In our numerical simulations, we used two paradigmatic chaotic systems for the study of synchronization in systems of coupled units. The isolated dynamics of the Rössler oscillator is described by

$$\dot{x} = \, -y-z,\\ \dot{y} = \, x+ay,\\ \dot{z} = \, b+z(x-c),$$

while the equations for the Lorenz system are

$$\dot{x} = \, \sigma (y-x),\\ \dot{y} = \, x(\rho -z)-y,\\ \dot{z} = \, xy-\beta z,$$

In both cases, the parameters are fixed so as the resulting dynamics is chaotic.

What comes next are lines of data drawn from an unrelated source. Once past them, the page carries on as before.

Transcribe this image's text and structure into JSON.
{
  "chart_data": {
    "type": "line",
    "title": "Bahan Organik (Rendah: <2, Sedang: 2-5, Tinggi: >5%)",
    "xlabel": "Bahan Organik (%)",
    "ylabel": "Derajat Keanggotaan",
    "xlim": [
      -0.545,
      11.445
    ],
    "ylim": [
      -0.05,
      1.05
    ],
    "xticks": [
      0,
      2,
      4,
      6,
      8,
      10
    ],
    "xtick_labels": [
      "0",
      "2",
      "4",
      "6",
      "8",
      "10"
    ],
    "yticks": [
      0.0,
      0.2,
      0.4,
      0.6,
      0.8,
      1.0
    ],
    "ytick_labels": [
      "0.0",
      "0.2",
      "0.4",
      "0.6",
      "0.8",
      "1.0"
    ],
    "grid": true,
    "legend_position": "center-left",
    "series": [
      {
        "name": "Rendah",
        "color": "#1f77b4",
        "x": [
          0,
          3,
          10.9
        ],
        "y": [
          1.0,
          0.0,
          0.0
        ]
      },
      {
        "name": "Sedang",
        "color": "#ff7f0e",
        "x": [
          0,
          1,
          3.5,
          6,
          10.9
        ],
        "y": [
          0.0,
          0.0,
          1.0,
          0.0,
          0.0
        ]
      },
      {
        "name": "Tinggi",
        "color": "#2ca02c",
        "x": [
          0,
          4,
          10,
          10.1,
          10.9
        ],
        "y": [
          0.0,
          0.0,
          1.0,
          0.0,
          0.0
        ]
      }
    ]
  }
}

Namely, for the Rössler oscillator we selected a = b = 0.2, c = 9, and for the Lorenz system σ = 10, ρ = 28, and β = 8/3.

Furthermore, as a real-world example, we have considered the HR model for the neuron, whose isolated dynamics is described by the set of equations

$$\dot{x} = \, y+3{x}^{2}-{x}^{3}-z+I,\\ \dot{y} = \, 1-5{x}^{2}-y,\\ \dot{z} = \, -rz+rs(x+1.6),$$

Here we fixed r = 0.006, s = 4, I = 3.2, so that the resulting dynamics is chaotic64.

In all cases, the state of the system is monitored by the average synchronization error defined as

$$E={\left\langle {\left(\frac{1}{N(N-1)}\mathop{\sum }\limits_{i,j = 1}^{N}\parallel {{\bf{x}}}_{j}-{{\bf{x}}}_{i}{\parallel }^{2}\right)}^{\frac{1}{2}}\right\rangle }_{T},$$

where T is a sufficiently large window of time where the synchronization error is averaged, after discarding the transient.

Numerical integrations of the simplicial complexes of chaotic units are performed by means of an Euler algorithm, with integration step δt = 10−4, in a windows of time equal to 2T with T = 500.

For the calculation of the maximum Lyapunov exponent of the transverse modes in Eq. (3) we used the algorithm reported in ref. 79 (pp. 116–117) with the following parameters: integration step size δt = 10−3, number of iterations per cycle I = 10000, number of cycles C = 5.

For the calculation of the MSF (15) we made use of the algorithm for the computation of the entire spectrum of Lyapunov exponents in ref. 80 (with parameters: integration step size of the Euler algorithm δt = 10−5, length of the simulation L = 2500, windows of averaging T = 0.9L).